This repository contains a project developed as part of Marketing Analytics course of the Master's degree in Data Science, University of Milano Bicocca.
This project aims to obtain a deeper understanding about consumer behaviour by taking advantage of different datasets, which contain information about customers, orders, products, customers reviews and more. Four main marketing analytics techniques have been implemented to reach this goal:
- RFM model: this model aims to compute a score for each customer, the so called 'RFM score', through the analysis of three values, i.e. Recency (time passed from last purchase), Frequency (number of purchases in a given time period) and Monetary (total amount spent); a valuable customer is represented by a high RFM score.
- Churn analysis and model: this method is used to determine which customer is likely to abandon the company, or some of its products/services; a model has been developed to help predict customer churn.
- MBA: Market Basket Analysis is a marketing technique that aims to predict the associations between products, i.e. the customer's 'basket'; it is particuralry useful to understand which goods tend to get buyed togheter, so the company can better its product placement or suggests more specific products and discounts to each customer, enriching its profyling.

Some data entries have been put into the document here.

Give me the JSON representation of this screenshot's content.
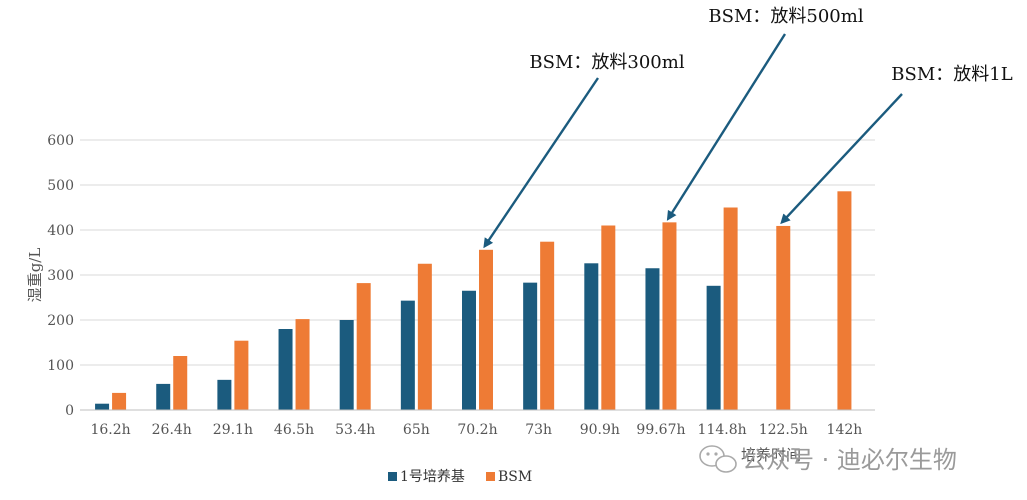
{
  "chart_data": {
    "type": "bar",
    "title": "",
    "xlabel": "培养时间",
    "ylabel": "湿重g/L",
    "ylim": [
      0,
      600
    ],
    "yticks": [
      0,
      100,
      200,
      300,
      400,
      500,
      600
    ],
    "grid": true,
    "legend_position": "bottom",
    "categories": [
      "16.2h",
      "26.4h",
      "29.1h",
      "46.5h",
      "53.4h",
      "65h",
      "70.2h",
      "73h",
      "90.9h",
      "99.67h",
      "114.8h",
      "122.5h",
      "142h"
    ],
    "series": [
      {
        "name": "1号培养基",
        "color": "#1b5b7e",
        "values": [
          14,
          58,
          67,
          180,
          200,
          243,
          265,
          283,
          326,
          315,
          276,
          null,
          null
        ]
      },
      {
        "name": "BSM",
        "color": "#ee7b35",
        "values": [
          38,
          120,
          154,
          202,
          282,
          325,
          356,
          374,
          410,
          417,
          450,
          409,
          486
        ]
      }
    ],
    "annotations": [
      {
        "text": "BSM：放料300ml",
        "category": "70.2h",
        "series": "BSM"
      },
      {
        "text": "BSM：放料500ml",
        "category": "99.67h",
        "series": "BSM"
      },
      {
        "text": "BSM：放料1L",
        "category": "122.5h",
        "series": "BSM"
      }
    ],
    "arrow_color": "#1b5b7e"
  },
  "watermark": {
    "text": "公众号 · 迪必尔生物",
    "icon": "wechat-icon"
  }
}
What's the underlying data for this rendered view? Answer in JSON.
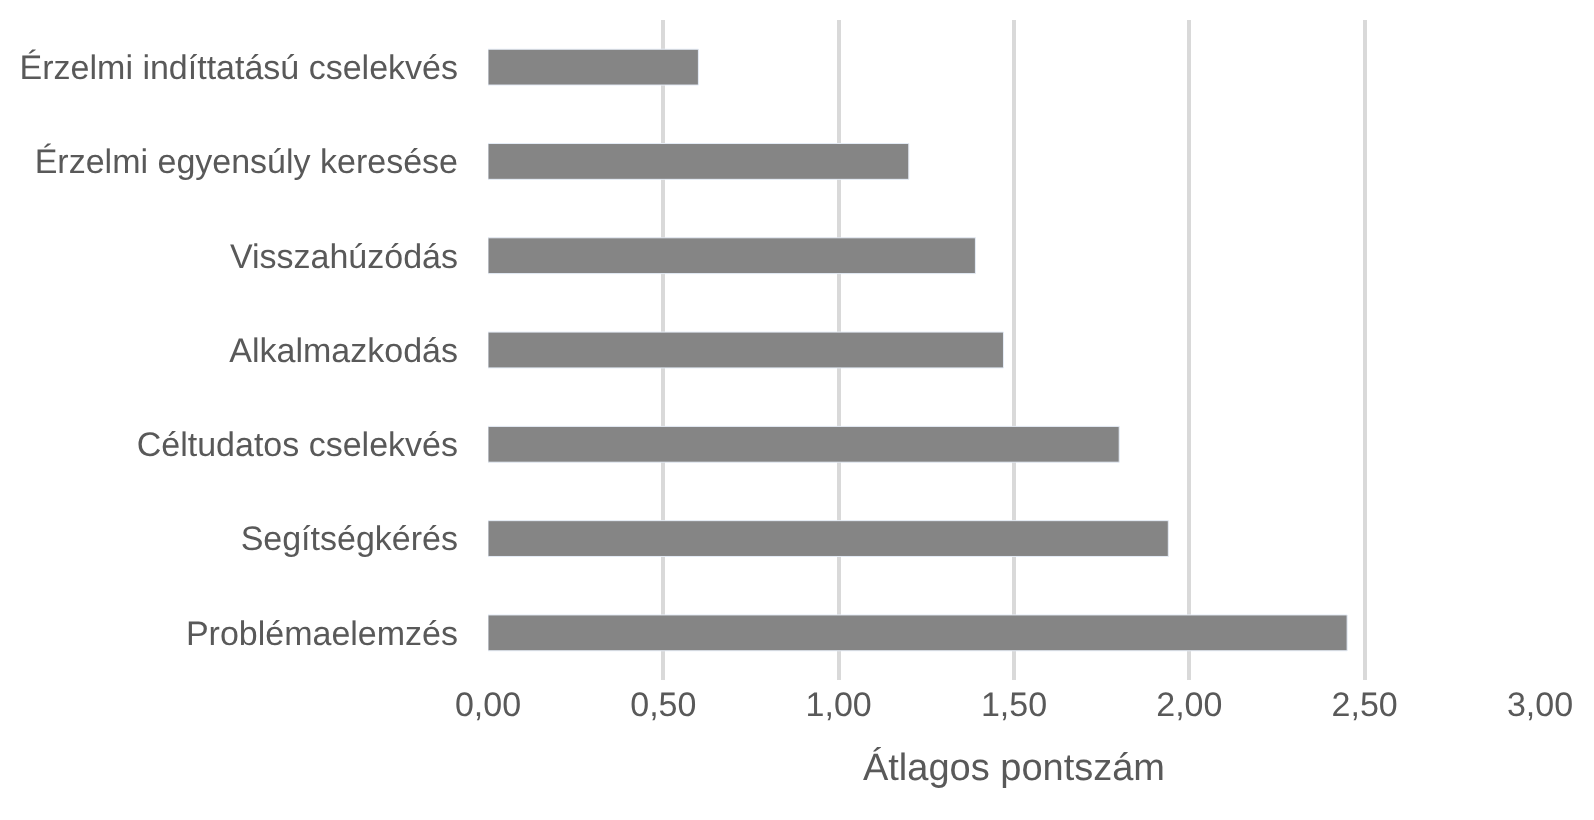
{
  "chart_data": {
    "type": "bar",
    "orientation": "horizontal",
    "xlabel": "Átlagos pontszám",
    "categories": [
      "Érzelmi indíttatású cselekvés",
      "Érzelmi egyensúly keresése",
      "Visszahúzódás",
      "Alkalmazkodás",
      "Céltudatos cselekvés",
      "Segítségkérés",
      "Problémaelemzés"
    ],
    "values": [
      0.6,
      1.2,
      1.39,
      1.47,
      1.8,
      1.94,
      2.45
    ],
    "color": "#858585",
    "xlim": [
      0,
      3
    ],
    "xticks": [
      {
        "value": 0,
        "label": "0,00"
      },
      {
        "value": 0.5,
        "label": "0,50"
      },
      {
        "value": 1,
        "label": "1,00"
      },
      {
        "value": 1.5,
        "label": "1,50"
      },
      {
        "value": 2,
        "label": "2,00"
      },
      {
        "value": 2.5,
        "label": "2,50"
      },
      {
        "value": 3,
        "label": "3,00"
      }
    ],
    "grid": "x",
    "legend": false
  }
}
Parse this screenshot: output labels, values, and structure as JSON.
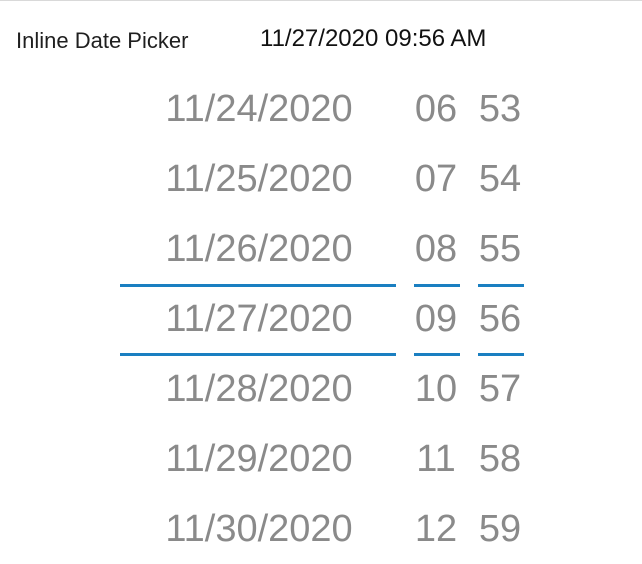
{
  "header": {
    "label": "Inline Date Picker",
    "value": "11/27/2020 09:56 AM"
  },
  "picker": {
    "dates": [
      "11/24/2020",
      "11/25/2020",
      "11/26/2020",
      "11/27/2020",
      "11/28/2020",
      "11/29/2020",
      "11/30/2020"
    ],
    "hours": [
      "06",
      "07",
      "08",
      "09",
      "10",
      "11",
      "12"
    ],
    "minutes": [
      "53",
      "54",
      "55",
      "56",
      "57",
      "58",
      "59"
    ],
    "selected_index": 3
  },
  "colors": {
    "accent": "#1a7fc1",
    "item_text": "#8a8a8a",
    "header_text": "#111111"
  }
}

- Sentiment Analysis: it's a method used to analyze the sentiment expressed by the cusotmers, usually through reviews and feedbacks, in order to understand how the customer base of a company perceives a product/service.
This repository is structured as follows:
.
├── MA data # data used for the analysis
│ ├── tbl_addresses.csv # contains info on address corresponding to a customer account
│ ├── tbl_customer_accounts.csv # contains info on the loyalty account associated to the customers
│ ├── tbl_customer_reviews.csv # contains the reviews made by the customers
│ ├── tbl_customers.csv # contains info on the customers
│ ├── tbl_labelled_reviews.csv # contains a set of review texts with the sentiment labels assigned (ground-truth)

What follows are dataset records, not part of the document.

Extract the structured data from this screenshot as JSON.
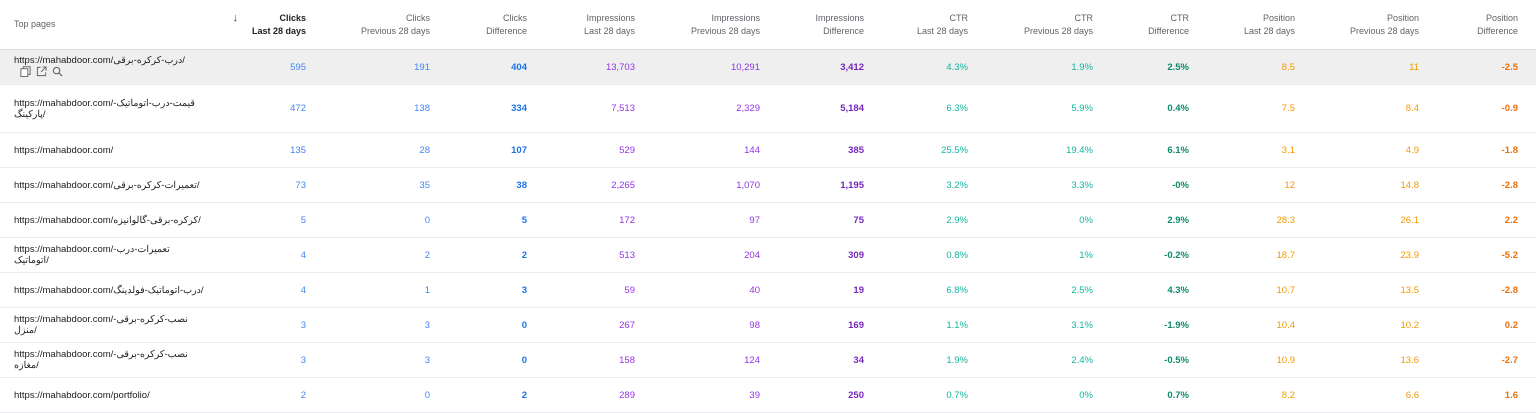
{
  "table": {
    "headers": [
      {
        "l1": "Top pages",
        "l2": ""
      },
      {
        "l1": "Clicks",
        "l2": "Last 28 days"
      },
      {
        "l1": "Clicks",
        "l2": "Previous 28 days"
      },
      {
        "l1": "Clicks",
        "l2": "Difference"
      },
      {
        "l1": "Impressions",
        "l2": "Last 28 days"
      },
      {
        "l1": "Impressions",
        "l2": "Previous 28 days"
      },
      {
        "l1": "Impressions",
        "l2": "Difference"
      },
      {
        "l1": "CTR",
        "l2": "Last 28 days"
      },
      {
        "l1": "CTR",
        "l2": "Previous 28 days"
      },
      {
        "l1": "CTR",
        "l2": "Difference"
      },
      {
        "l1": "Position",
        "l2": "Last 28 days"
      },
      {
        "l1": "Position",
        "l2": "Previous 28 days"
      },
      {
        "l1": "Position",
        "l2": "Difference"
      }
    ],
    "sort_icon": "arrow-down-icon",
    "row_icons": [
      "copy-icon",
      "open-in-new-icon",
      "search-icon"
    ],
    "rows": [
      {
        "url": "https://mahabdoor.com/درب-کرکره-برقی/",
        "clicks": "595",
        "clicks_prev": "191",
        "clicks_diff": "404",
        "impr": "13,703",
        "impr_prev": "10,291",
        "impr_diff": "3,412",
        "ctr": "4.3%",
        "ctr_prev": "1.9%",
        "ctr_diff": "2.5%",
        "pos": "8.5",
        "pos_prev": "11",
        "pos_diff": "-2.5"
      },
      {
        "url": "https://mahabdoor.com/قیمت-درب-اتوماتیک-پارکینگ/",
        "clicks": "472",
        "clicks_prev": "138",
        "clicks_diff": "334",
        "impr": "7,513",
        "impr_prev": "2,329",
        "impr_diff": "5,184",
        "ctr": "6.3%",
        "ctr_prev": "5.9%",
        "ctr_diff": "0.4%",
        "pos": "7.5",
        "pos_prev": "8.4",
        "pos_diff": "-0.9"
      },
      {
        "url": "https://mahabdoor.com/",
        "clicks": "135",
        "clicks_prev": "28",
        "clicks_diff": "107",
        "impr": "529",
        "impr_prev": "144",
        "impr_diff": "385",
        "ctr": "25.5%",
        "ctr_prev": "19.4%",
        "ctr_diff": "6.1%",
        "pos": "3.1",
        "pos_prev": "4.9",
        "pos_diff": "-1.8"
      },
      {
        "url": "https://mahabdoor.com/تعمیرات-کرکره-برقی/",
        "clicks": "73",
        "clicks_prev": "35",
        "clicks_diff": "38",
        "impr": "2,265",
        "impr_prev": "1,070",
        "impr_diff": "1,195",
        "ctr": "3.2%",
        "ctr_prev": "3.3%",
        "ctr_diff": "-0%",
        "pos": "12",
        "pos_prev": "14.8",
        "pos_diff": "-2.8"
      },
      {
        "url": "https://mahabdoor.com/کرکره-برقی-گالوانیزه/",
        "clicks": "5",
        "clicks_prev": "0",
        "clicks_diff": "5",
        "impr": "172",
        "impr_prev": "97",
        "impr_diff": "75",
        "ctr": "2.9%",
        "ctr_prev": "0%",
        "ctr_diff": "2.9%",
        "pos": "28.3",
        "pos_prev": "26.1",
        "pos_diff": "2.2"
      },
      {
        "url": "https://mahabdoor.com/تعمیرات-درب-اتوماتیک/",
        "clicks": "4",
        "clicks_prev": "2",
        "clicks_diff": "2",
        "impr": "513",
        "impr_prev": "204",
        "impr_diff": "309",
        "ctr": "0.8%",
        "ctr_prev": "1%",
        "ctr_diff": "-0.2%",
        "pos": "18.7",
        "pos_prev": "23.9",
        "pos_diff": "-5.2"
      },
      {
        "url": "https://mahabdoor.com/درب-اتوماتیک-فولدینگ/",
        "clicks": "4",
        "clicks_prev": "1",
        "clicks_diff": "3",
        "impr": "59",
        "impr_prev": "40",
        "impr_diff": "19",
        "ctr": "6.8%",
        "ctr_prev": "2.5%",
        "ctr_diff": "4.3%",
        "pos": "10.7",
        "pos_prev": "13.5",
        "pos_diff": "-2.8"
      },
      {
        "url": "https://mahabdoor.com/نصب-کرکره-برقی-منزل/",
        "clicks": "3",
        "clicks_prev": "3",
        "clicks_diff": "0",
        "impr": "267",
        "impr_prev": "98",
        "impr_diff": "169",
        "ctr": "1.1%",
        "ctr_prev": "3.1%",
        "ctr_diff": "-1.9%",
        "pos": "10.4",
        "pos_prev": "10.2",
        "pos_diff": "0.2"
      },
      {
        "url": "https://mahabdoor.com/نصب-کرکره-برقی-مغازه/",
        "clicks": "3",
        "clicks_prev": "3",
        "clicks_diff": "0",
        "impr": "158",
        "impr_prev": "124",
        "impr_diff": "34",
        "ctr": "1.9%",
        "ctr_prev": "2.4%",
        "ctr_diff": "-0.5%",
        "pos": "10.9",
        "pos_prev": "13.6",
        "pos_diff": "-2.7"
      },
      {
        "url": "https://mahabdoor.com/portfolio/",
        "clicks": "2",
        "clicks_prev": "0",
        "clicks_diff": "2",
        "impr": "289",
        "impr_prev": "39",
        "impr_diff": "250",
        "ctr": "0.7%",
        "ctr_prev": "0%",
        "ctr_diff": "0.7%",
        "pos": "8.2",
        "pos_prev": "6.6",
        "pos_diff": "1.6"
      }
    ]
  }
}
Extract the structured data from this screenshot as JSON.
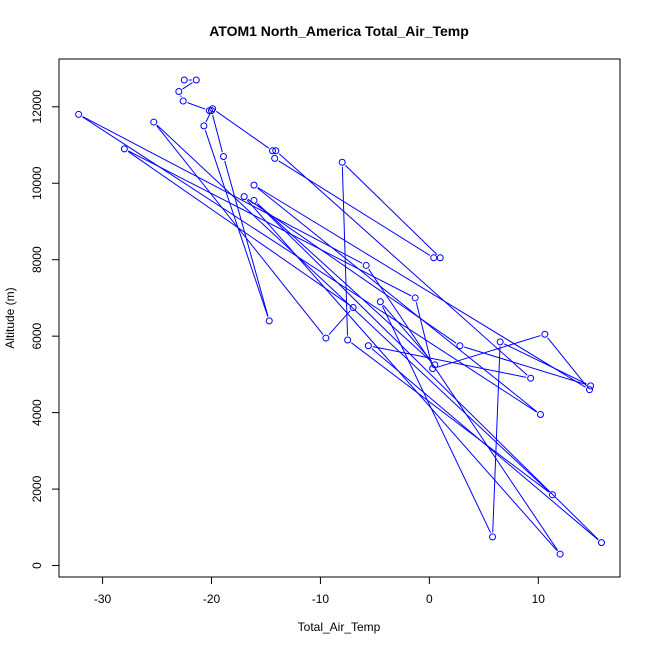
{
  "chart_data": {
    "type": "line",
    "title": "ATOM1 North_America Total_Air_Temp",
    "xlabel": "Total_Air_Temp",
    "ylabel": "Altitude (m)",
    "xlim": [
      -34,
      17.5
    ],
    "ylim": [
      -300,
      13250
    ],
    "xticks": [
      -30,
      -20,
      -10,
      0,
      10
    ],
    "yticks": [
      0,
      2000,
      4000,
      6000,
      8000,
      10000,
      12000
    ],
    "xtick_labels": [
      "-30",
      "-20",
      "-10",
      "0",
      "10"
    ],
    "ytick_labels": [
      "0",
      "2000",
      "4000",
      "6000",
      "8000",
      "10000",
      "12000"
    ],
    "grid": false,
    "legend": "none",
    "color": "#0000ff",
    "series": [
      {
        "x": [
          -22.5,
          -21.4,
          -23.0,
          -22.6,
          -20.2,
          -20.0,
          -18.9,
          -14.7,
          -20.7,
          -19.9,
          -14.4,
          -14.2,
          0.4,
          1.0,
          -8.0,
          -7.5,
          11.3,
          -25.3,
          -9.5,
          -7.0,
          -28.0,
          -1.3,
          0.3,
          10.6,
          14.7,
          -16.1,
          10.2,
          -32.2,
          -5.8,
          12.0,
          -17.0,
          2.8,
          14.8,
          6.5,
          5.8,
          -4.5,
          0.5,
          -16.1,
          15.8,
          -5.6,
          9.3,
          -14.1
        ],
        "y": [
          12700,
          12700,
          12400,
          12150,
          11900,
          11900,
          10700,
          6400,
          11500,
          11950,
          10850,
          10650,
          8050,
          8050,
          10550,
          5900,
          1850,
          11600,
          5950,
          6750,
          10900,
          7000,
          5150,
          6050,
          4600,
          9950,
          3950,
          11800,
          7850,
          300,
          9650,
          5750,
          4700,
          5850,
          750,
          6900,
          5250,
          9550,
          600,
          5750,
          4900,
          10850
        ]
      }
    ]
  }
}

│ ├── tbl_orders.csv # contains all the orders made by the customers, i.e. all the products purchased or refunded
│ └── tbl_products.csv # contains info on the products
├── MA notebooks # notebooks containing the source code
│ ├── 1.Preprocessing.ipynb # preprocessing operations
│ ├── 2.EDA.ipynb # exploratory data analysis
│ ├── 3.RFM+Churn+MBA.ipynb # implementation of the methods descrpited before
│ ├── 4.Sentiment analysis.ipynb # sentiment analysis conducted with BERT
│ └── 5.Extra Point 1+2.ipynb # sentiment analysis with Doc2Vec and an integration of RFM and MBA
├── README.md
└── presentation.pdf # slides presenting the results obatained and the marketing strategies developed
All the necessary packages are listed at the beginning of every notebook.